Ну, положим, это мы знаем, на чем держится порядок в России: на солдатских штыках да казачьих шашках. Ежели вы, господин Романов, о продолжении таких порядков мечтаете, то, извините, лучшие, выбранные из народа люди теперь вам этого не позволят! И Тарас Петрович орлом оглядел Георгиевский зал.
– Да исполнятся горячие Мои желания видеть народ Мой счастливым и передать Сыну Моему в наследие государство крепкое, благоустроенное и просвещенное…
Что ж, наши горячие желания совпадают. А вот кому достанется Россия в наследство – это еще вопрос!

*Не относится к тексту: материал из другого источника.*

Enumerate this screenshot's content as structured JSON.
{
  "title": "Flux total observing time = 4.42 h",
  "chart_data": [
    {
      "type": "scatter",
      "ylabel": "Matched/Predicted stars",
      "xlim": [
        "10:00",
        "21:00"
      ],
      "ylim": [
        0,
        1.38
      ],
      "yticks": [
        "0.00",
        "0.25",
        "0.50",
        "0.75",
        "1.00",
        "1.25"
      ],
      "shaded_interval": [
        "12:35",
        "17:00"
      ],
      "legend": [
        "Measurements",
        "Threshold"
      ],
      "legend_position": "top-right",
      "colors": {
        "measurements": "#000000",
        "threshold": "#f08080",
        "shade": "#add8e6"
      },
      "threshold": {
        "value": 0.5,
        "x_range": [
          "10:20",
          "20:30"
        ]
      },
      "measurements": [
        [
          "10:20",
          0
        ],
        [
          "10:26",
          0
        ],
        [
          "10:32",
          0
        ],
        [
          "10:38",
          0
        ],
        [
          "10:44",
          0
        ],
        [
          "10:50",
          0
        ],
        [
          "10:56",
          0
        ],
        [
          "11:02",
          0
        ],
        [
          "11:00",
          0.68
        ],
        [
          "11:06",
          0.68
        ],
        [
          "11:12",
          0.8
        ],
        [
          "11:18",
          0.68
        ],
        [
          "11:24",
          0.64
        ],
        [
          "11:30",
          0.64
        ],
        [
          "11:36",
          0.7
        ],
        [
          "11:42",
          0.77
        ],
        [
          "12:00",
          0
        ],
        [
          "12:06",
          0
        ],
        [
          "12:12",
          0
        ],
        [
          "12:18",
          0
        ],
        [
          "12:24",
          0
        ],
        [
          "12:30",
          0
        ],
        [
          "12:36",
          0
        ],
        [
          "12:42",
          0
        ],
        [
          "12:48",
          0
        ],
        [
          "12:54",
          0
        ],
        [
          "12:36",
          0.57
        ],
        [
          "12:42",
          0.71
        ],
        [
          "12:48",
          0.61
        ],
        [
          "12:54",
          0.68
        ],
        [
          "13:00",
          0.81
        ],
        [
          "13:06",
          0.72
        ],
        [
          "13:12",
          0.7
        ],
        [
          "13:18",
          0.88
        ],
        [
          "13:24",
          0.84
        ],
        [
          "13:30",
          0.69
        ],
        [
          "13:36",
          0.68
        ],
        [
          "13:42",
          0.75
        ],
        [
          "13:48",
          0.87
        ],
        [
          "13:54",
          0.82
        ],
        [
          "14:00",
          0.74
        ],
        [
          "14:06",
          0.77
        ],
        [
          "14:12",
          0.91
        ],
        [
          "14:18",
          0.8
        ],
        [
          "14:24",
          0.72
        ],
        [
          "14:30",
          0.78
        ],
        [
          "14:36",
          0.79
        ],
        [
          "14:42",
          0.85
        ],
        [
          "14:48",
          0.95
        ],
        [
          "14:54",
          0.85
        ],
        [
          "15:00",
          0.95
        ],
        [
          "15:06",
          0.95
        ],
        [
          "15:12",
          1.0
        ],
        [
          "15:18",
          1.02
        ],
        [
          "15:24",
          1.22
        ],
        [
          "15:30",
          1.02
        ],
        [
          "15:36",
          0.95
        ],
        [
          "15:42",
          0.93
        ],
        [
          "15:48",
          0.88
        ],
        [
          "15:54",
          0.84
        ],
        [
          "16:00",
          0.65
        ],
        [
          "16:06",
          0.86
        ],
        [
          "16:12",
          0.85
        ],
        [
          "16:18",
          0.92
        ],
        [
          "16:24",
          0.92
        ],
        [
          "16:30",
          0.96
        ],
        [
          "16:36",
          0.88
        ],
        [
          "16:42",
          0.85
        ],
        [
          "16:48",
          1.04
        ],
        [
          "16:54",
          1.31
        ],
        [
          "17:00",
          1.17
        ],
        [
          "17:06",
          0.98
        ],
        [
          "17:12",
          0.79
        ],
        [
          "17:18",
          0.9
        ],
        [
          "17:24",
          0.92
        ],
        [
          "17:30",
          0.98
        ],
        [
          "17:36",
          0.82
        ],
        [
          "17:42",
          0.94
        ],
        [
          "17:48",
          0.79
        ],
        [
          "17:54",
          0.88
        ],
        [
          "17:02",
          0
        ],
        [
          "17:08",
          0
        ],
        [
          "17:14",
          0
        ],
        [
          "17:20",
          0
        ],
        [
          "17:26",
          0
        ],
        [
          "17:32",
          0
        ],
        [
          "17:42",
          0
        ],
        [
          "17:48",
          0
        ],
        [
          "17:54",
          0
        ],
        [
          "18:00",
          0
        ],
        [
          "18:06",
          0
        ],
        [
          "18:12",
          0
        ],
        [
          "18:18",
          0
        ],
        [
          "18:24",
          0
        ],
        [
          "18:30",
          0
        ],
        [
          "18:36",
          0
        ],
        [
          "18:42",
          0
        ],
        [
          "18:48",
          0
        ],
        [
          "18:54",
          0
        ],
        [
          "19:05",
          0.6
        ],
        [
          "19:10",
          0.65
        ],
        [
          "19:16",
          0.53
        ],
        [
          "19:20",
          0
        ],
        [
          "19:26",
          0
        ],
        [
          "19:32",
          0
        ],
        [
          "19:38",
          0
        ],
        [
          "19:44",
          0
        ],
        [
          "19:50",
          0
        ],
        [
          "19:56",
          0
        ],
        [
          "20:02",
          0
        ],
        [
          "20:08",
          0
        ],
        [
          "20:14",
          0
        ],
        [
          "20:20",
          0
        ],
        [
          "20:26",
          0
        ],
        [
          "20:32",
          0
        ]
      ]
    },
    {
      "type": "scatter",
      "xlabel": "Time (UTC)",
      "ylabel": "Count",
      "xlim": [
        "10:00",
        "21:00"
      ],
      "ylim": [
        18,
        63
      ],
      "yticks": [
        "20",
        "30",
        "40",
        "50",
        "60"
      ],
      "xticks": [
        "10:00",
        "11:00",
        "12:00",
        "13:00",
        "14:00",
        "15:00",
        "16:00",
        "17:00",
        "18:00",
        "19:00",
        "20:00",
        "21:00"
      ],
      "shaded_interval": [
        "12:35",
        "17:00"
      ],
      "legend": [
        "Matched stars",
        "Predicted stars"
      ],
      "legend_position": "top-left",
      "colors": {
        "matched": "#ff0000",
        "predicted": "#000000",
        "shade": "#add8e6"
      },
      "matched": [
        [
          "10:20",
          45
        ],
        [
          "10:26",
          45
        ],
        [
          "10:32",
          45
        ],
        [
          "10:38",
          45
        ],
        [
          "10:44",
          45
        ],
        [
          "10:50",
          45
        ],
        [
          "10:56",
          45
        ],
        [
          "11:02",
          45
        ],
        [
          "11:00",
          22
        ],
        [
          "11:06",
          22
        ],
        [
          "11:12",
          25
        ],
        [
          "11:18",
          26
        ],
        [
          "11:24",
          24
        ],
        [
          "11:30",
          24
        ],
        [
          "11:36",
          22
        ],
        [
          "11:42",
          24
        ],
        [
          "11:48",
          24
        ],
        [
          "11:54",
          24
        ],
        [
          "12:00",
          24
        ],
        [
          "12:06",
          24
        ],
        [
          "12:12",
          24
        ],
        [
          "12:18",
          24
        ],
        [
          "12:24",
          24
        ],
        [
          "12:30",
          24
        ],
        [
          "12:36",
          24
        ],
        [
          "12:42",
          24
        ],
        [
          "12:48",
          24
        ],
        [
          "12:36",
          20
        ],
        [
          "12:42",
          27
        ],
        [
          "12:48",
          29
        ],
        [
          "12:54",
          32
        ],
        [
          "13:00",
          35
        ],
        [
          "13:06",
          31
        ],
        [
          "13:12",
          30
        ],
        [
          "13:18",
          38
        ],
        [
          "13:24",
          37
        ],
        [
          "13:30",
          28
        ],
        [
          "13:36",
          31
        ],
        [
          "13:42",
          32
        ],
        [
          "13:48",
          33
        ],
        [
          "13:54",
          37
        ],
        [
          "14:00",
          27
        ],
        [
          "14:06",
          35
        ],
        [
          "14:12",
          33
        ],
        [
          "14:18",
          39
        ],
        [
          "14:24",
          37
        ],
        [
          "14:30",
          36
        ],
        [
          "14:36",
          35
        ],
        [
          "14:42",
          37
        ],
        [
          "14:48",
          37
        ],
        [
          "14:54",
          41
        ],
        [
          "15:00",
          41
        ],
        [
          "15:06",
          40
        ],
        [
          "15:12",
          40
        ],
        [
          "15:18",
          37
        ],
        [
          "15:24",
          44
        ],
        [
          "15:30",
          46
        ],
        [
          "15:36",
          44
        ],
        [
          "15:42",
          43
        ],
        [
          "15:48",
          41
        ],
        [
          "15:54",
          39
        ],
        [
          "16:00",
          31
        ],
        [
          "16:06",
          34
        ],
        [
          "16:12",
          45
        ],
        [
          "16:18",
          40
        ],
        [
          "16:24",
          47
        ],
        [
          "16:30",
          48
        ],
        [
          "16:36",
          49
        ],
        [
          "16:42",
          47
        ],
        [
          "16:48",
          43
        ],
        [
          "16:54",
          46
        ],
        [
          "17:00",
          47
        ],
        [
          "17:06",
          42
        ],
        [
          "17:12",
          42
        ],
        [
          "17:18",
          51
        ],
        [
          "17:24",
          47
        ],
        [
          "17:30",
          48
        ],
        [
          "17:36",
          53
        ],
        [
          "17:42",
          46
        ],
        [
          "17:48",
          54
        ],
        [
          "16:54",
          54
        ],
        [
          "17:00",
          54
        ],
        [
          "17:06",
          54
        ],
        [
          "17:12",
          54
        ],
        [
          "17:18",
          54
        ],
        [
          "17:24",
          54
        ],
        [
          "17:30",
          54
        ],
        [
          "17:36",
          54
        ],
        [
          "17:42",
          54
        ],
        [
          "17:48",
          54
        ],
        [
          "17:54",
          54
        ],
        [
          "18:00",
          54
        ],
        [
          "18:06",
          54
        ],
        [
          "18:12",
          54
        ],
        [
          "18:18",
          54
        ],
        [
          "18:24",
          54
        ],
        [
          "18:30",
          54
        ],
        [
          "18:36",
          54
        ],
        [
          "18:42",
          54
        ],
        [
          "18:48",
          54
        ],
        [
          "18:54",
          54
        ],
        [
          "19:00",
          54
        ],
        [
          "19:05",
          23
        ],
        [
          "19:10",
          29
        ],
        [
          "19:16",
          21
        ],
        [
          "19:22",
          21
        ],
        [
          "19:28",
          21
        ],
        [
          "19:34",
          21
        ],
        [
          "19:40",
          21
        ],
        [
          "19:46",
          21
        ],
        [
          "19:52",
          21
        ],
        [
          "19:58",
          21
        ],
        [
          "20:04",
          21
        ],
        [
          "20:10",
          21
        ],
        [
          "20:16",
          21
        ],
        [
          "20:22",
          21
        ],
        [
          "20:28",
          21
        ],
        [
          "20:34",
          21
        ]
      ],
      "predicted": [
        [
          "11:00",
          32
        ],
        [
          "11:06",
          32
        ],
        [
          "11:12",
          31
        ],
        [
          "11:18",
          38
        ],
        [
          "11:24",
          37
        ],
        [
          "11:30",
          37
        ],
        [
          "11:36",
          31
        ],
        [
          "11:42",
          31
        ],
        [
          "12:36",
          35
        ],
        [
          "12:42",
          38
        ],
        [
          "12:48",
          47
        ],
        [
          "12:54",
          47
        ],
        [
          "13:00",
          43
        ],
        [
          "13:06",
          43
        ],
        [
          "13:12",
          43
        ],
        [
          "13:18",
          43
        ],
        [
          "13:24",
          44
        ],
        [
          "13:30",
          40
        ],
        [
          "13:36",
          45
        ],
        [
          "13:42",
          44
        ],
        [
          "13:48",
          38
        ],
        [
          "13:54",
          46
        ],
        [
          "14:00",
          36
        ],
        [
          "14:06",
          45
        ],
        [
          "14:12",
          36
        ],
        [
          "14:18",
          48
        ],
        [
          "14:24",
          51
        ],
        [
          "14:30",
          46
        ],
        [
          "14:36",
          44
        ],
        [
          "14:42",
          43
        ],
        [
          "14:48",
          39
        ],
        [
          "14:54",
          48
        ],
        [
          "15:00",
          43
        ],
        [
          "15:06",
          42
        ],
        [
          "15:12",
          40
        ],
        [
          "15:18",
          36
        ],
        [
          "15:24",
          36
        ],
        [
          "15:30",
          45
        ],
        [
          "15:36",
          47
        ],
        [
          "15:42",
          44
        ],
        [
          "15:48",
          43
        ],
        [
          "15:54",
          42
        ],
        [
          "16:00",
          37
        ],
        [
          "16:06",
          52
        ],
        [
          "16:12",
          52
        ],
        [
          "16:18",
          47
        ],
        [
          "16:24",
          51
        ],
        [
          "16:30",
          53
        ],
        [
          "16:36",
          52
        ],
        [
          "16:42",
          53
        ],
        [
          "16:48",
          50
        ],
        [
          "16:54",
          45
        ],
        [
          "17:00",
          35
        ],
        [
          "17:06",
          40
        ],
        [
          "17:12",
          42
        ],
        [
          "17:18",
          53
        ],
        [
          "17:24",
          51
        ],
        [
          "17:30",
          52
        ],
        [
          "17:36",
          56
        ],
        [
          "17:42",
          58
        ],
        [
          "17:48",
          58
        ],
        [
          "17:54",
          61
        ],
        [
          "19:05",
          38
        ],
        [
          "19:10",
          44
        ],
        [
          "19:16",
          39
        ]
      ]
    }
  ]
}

– Господь да благословит труды, предстоящие Мне в единении с Государственным советом и Государственной думой… Приступите с благоговением к работе, на которую Я вас призвал, и оправдайте достойно доверие Царя и народа. Бог в помощь Мне и вам.
Царь кончил. Зазвучало справа и слева «ура». Справа – горячее и искреннее, слева – прохладнее и тише. Тем не менее в общем речь думцам понравилась. А величие и великолепие всей церемонии на многих подействовало неотразимо. Из царского дворца большинство думцев вышли если не монархистами, то, по крайней мере, на время очарованными монархией.
Это скоротечное очарование держалось недолго. На всем пути от Зимнего до Таврического дворца думцев встречали толпы революционно настроенных граждан, облепивших набережные и мосты Невы, и вместе с арестантами «Крестов», махавших изо всех окон платками, все дружно скандировали одно радостное и веселое слово: «А-мни-сти-я!» Это магическое слово как мячик легко перелетало от одной набережной к другой, кружилось в воздухе, туманило пьянеющие радужным весельем головы, как будто амнистия бомбометателям и было тем самым главным и неотложным делом, способствующим благу и процветанию государства, о чем только что печалился царь.
Тарас Петрович не пошел на молебен в Таврический, но с ходу вместе с другими радикальными думцами стал обсуждать ответный адрес на тронную речь Николая.
Быстренько выбрав председателем думы московского профессора римского права Муромцева, государевы люди сразу же приступили к государеву делу. Первым выскочил на трибуну заслуженный оппозиционер кадет Петрункевич.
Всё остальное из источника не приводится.